The daughter of our close friends was anorexic, and, far from a craving attention, she loathed attention. She wore padded clothes to conceal her problem. She wanted to be left alone.
A truly beautiful girl, she passionately aspired to be a ballerina, but by about 10th grade her doctor told her that her that she'd lost so much bone mass that if she tried even her easier routines she'd break her foot bones and her shins; and if she fell, she'd break her hip.

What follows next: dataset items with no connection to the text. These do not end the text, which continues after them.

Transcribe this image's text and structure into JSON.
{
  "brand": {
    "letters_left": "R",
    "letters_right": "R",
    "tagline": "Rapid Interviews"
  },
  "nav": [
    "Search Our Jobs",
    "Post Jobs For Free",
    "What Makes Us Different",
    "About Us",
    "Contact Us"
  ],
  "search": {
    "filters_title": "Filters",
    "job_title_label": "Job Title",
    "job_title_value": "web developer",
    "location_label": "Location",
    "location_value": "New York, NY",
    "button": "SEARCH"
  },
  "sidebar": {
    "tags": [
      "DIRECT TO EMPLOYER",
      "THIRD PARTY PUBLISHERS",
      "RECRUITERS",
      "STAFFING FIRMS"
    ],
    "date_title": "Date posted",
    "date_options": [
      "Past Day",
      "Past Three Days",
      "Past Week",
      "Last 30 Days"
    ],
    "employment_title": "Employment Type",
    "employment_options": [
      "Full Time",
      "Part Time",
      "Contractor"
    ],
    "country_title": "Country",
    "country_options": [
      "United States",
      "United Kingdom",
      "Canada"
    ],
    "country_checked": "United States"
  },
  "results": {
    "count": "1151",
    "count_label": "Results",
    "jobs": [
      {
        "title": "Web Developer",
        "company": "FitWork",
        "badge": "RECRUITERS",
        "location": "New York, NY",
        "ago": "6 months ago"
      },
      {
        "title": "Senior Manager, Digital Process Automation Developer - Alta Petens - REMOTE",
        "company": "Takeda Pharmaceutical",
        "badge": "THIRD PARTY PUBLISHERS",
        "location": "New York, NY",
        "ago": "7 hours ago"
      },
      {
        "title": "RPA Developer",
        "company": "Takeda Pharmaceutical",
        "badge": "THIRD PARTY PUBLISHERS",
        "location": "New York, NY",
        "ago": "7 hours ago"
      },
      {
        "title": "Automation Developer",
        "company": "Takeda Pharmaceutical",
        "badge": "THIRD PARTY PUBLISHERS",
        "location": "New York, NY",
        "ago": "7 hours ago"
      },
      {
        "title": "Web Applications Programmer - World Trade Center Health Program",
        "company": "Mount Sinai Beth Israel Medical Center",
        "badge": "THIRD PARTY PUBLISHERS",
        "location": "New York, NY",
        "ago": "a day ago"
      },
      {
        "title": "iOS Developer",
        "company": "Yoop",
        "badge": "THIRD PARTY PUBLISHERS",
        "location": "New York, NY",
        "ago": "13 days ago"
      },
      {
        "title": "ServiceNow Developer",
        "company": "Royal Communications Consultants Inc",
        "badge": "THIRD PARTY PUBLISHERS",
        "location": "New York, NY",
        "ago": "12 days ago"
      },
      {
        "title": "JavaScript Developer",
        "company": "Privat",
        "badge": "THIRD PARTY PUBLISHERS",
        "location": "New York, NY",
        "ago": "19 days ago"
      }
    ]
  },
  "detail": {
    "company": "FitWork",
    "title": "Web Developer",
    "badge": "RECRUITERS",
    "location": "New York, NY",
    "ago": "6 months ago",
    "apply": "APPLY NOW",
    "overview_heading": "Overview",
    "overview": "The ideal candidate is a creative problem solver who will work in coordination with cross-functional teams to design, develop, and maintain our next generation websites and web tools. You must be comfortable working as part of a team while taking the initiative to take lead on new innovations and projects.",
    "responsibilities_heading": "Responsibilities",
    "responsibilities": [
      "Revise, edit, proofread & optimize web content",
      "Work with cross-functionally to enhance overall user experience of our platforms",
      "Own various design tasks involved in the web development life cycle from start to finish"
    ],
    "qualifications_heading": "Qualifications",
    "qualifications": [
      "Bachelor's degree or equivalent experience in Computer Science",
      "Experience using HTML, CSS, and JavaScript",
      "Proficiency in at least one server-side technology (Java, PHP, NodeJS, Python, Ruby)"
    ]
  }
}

She was losing her ability to even assimilate food, and at that point, "just eating more" wouldn't help at all.
She finally pulled through after long, patient medical intervention, but is still not out of danger.
"Cry for attention"? She's quiet, socially avoidant, self-effacing to the point of self-erasing.
Your diagnosis is off.
” The daughter of our close friends was anorexic, and, far from a craving attention, she loathed attention. She wore padded clothes to conceal her problem. She wanted to be left alone.
A truly beautiful girl, she passionately aspired to be a ballerina, but by about 10th grade her doctor told her that her that she’d lost so much bone mass that if she tried even her easier routines she’d break her foot bones and her shins; and if she fell, she’d break her hip.”
So many ballerinas have Anorexia too. They have to be so thin to dance ballet and not sure why as the founders of that, Marie Taglioni and Anna Pavlova were not skinny! They were not fat but not skin and bones!
Same thing for these gymnasts. You know lot of those girls have developed eating disorders if not Anorexia then it’s bulimia nervosa sometimes both!!!